Regulators in the USA will make a decision whether to finally approve Bristol-Myers Squibb and Pfizer’s bloodthinner Eliquis for stroke prevention by St Patrick’s Day next year.
In June, the US issued a complete response letter for Eliquis (apixaban) for the prevention of stroke and systemic embolism in patients with nonvalvular atrial fibrillation. In the CRL, the agency requested additional information on data management and verification from Pfizer and B-MS’ 18,201-patient Phase III study, called Aristotle, but no new studies were required.

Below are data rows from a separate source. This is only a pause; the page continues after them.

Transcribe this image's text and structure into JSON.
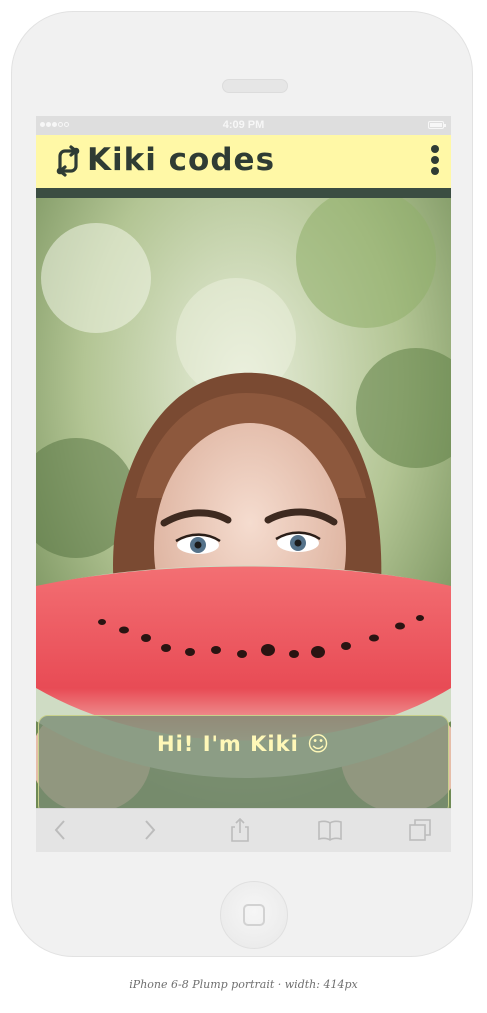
{
  "status_bar": {
    "time": "4:09 PM"
  },
  "app": {
    "title": "Kiki codes",
    "logo_icon": "sync-arrows-icon",
    "menu_icon": "vertical-dots-icon",
    "colors": {
      "header_bg": "#fff8a6",
      "header_text": "#2f3c34",
      "header_border": "#3b4d42",
      "card_text": "#fff8b8"
    }
  },
  "hero": {
    "image": "woman-holding-watermelon-photo"
  },
  "greeting": {
    "text": "Hi! I'm Kiki ☺"
  },
  "toolbar": {
    "buttons": [
      "back-icon",
      "forward-icon",
      "share-icon",
      "bookmarks-icon",
      "tabs-icon"
    ]
  },
  "caption": "iPhone 6-8 Plump portrait · width: 414px"
}
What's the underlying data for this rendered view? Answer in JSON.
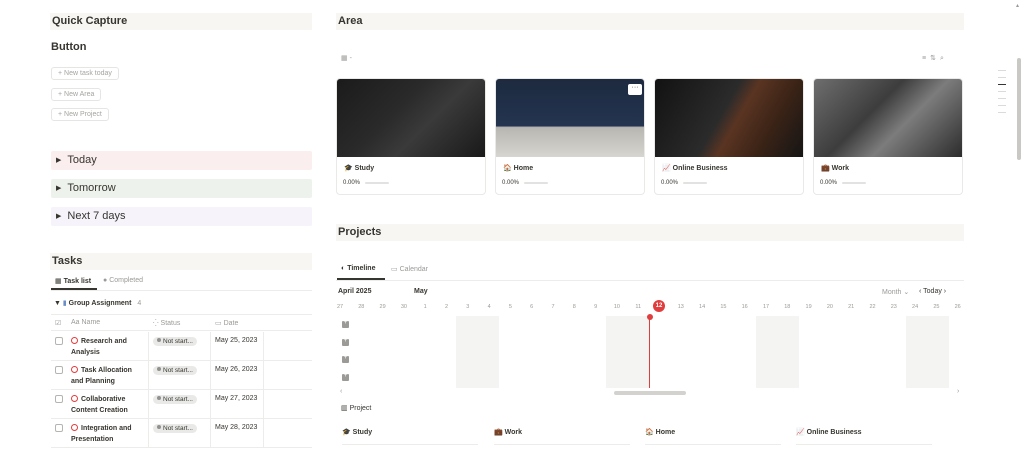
{
  "left": {
    "quick_capture": "Quick Capture",
    "button_heading": "Button",
    "buttons": [
      "New task today",
      "New Area",
      "New Project"
    ],
    "toggles": [
      "Today",
      "Tomorrow",
      "Next 7 days"
    ],
    "toggle_colors": [
      "#fbeeef",
      "#edf3ec",
      "#f6f3fb"
    ],
    "tasks": {
      "heading": "Tasks",
      "tabs": [
        "Task list",
        "Completed"
      ],
      "group": "Group Assignment",
      "group_count": "4",
      "columns": [
        "Aa Name",
        "Status",
        "Date"
      ],
      "rows": [
        {
          "name": "Research and Analysis",
          "status": "Not start...",
          "date": "May 25, 2023"
        },
        {
          "name": "Task Allocation and Planning",
          "status": "Not start...",
          "date": "May 26, 2023"
        },
        {
          "name": "Collaborative Content Creation",
          "status": "Not start...",
          "date": "May 27, 2023"
        },
        {
          "name": "Integration and Presentation",
          "status": "Not start...",
          "date": "May 28, 2023"
        }
      ]
    }
  },
  "area": {
    "heading": "Area",
    "view_label": "-",
    "cards": [
      {
        "title": "Study",
        "icon": "graduation-cap-icon",
        "progress": "0.00%"
      },
      {
        "title": "Home",
        "icon": "house-icon",
        "progress": "0.00%"
      },
      {
        "title": "Online Business",
        "icon": "chart-icon",
        "progress": "0.00%"
      },
      {
        "title": "Work",
        "icon": "briefcase-icon",
        "progress": "0.00%"
      }
    ]
  },
  "projects": {
    "heading": "Projects",
    "tabs": [
      "Timeline",
      "Calendar"
    ],
    "month_label": "April 2025",
    "next_month": "May",
    "view_mode": "Month",
    "today_label": "Today",
    "today_day": "12",
    "days": [
      "27",
      "28",
      "29",
      "30",
      "1",
      "2",
      "3",
      "4",
      "5",
      "6",
      "7",
      "8",
      "9",
      "10",
      "11",
      "12",
      "13",
      "14",
      "15",
      "16",
      "17",
      "18",
      "19",
      "20",
      "21",
      "22",
      "23",
      "24",
      "25",
      "26"
    ],
    "board_label": "Project",
    "board_columns": [
      "Study",
      "Work",
      "Home",
      "Online Business"
    ]
  },
  "colors": {
    "accent_red": "#e03e3e",
    "header_bg": "#f7f6f3"
  }
}
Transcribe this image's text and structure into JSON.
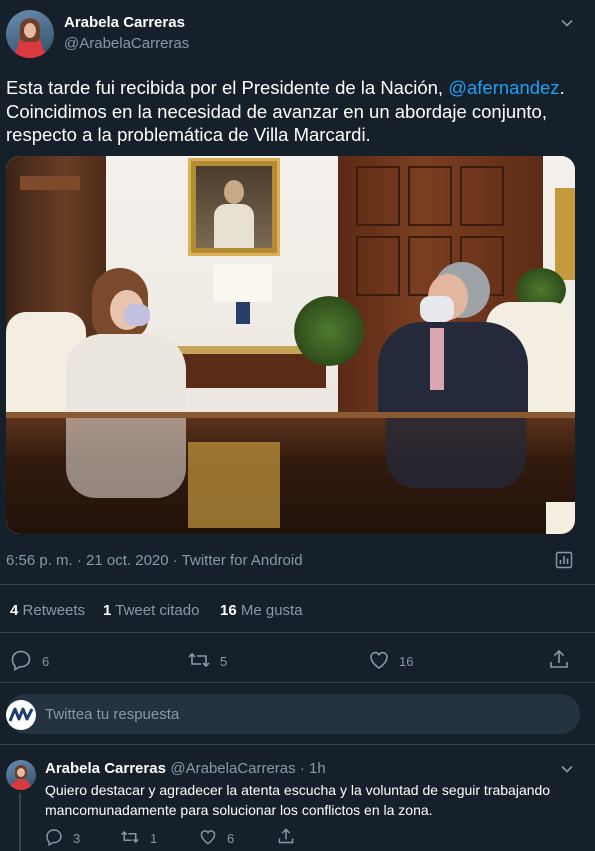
{
  "tweet": {
    "author_name": "Arabela Carreras",
    "author_handle": "@ArabelaCarreras",
    "text_before": "Esta tarde fui recibida por el Presidente de la Nación, ",
    "mention": "@afernandez",
    "text_after": ".\nCoincidimos en la necesidad de avanzar en un abordaje conjunto, respecto a la problemática de Villa Marcardi.",
    "timestamp": "6:56 p. m. · 21 oct. 2020 · Twitter for Android",
    "stats": {
      "retweets_count": "4",
      "retweets_label": "Retweets",
      "quotes_count": "1",
      "quotes_label": "Tweet citado",
      "likes_count": "16",
      "likes_label": "Me gusta"
    },
    "actions": {
      "reply_count": "6",
      "retweet_count": "5",
      "like_count": "16"
    }
  },
  "compose": {
    "placeholder": "Twittea tu respuesta"
  },
  "reply": {
    "author_name": "Arabela Carreras",
    "author_handle": "@ArabelaCarreras · 1h",
    "text": "Quiero destacar y agradecer la atenta escucha y la voluntad de seguir trabajando mancomunadamente para solucionar los conflictos en la zona.",
    "reply_count": "3",
    "retweet_count": "1",
    "like_count": "6"
  },
  "colors": {
    "background": "#15202b",
    "accent": "#1da1f2",
    "muted": "#8899a6",
    "divider": "#38444d"
  },
  "icons": [
    "chevron-down-icon",
    "analytics-icon",
    "reply-icon",
    "retweet-icon",
    "like-icon",
    "share-icon"
  ]
}
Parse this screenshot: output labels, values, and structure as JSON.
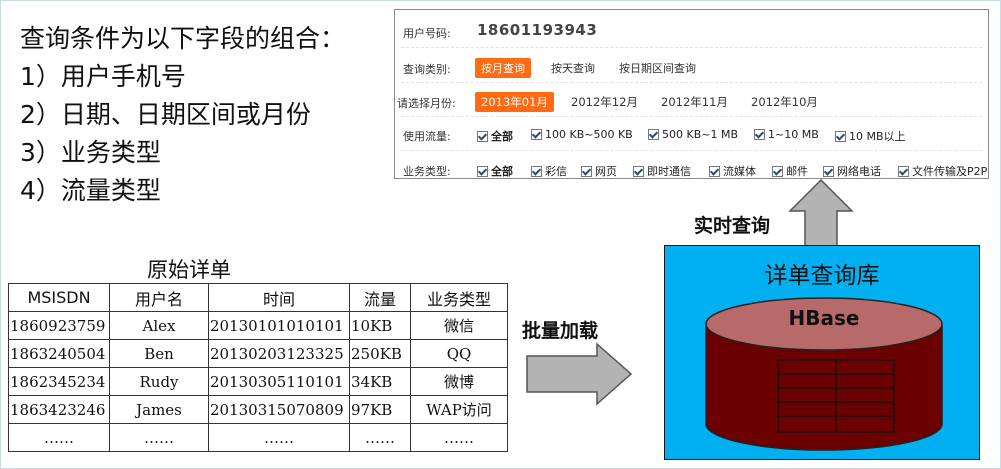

Now the companies say the FDA has accepted the resubmission of data and assigned a new Prescription Drug User Fee Act goal date of March 17, 2013. The move comes less than a week after the European Medicines Agency’s Committee for Medicinal Products for Human Use recommended the authorisation of Eliquis in the stroke/AF indication; the drug was approved in Europe for the prevention of venous thromboembolic events in adults who have undergone elective hip or knee replacement surgery in May 2011.
If Pfizer and B-MS gets the US thumbs-up, it will compute with two new bloodthinners for stroke – Boehringer Ingelheim’s Pradaxa (dabigatran) and Bayer/Johnson & Johnson’s Xarelto (rivaroxaban), which like Eliquis is an oral Factor Xa inhibitor. Despite getting to market later than these two drugs, many analysts believe Eliquis, with its strong efficacy and safety profile, notably regarding bleeding episodes, will become the best-in-class product.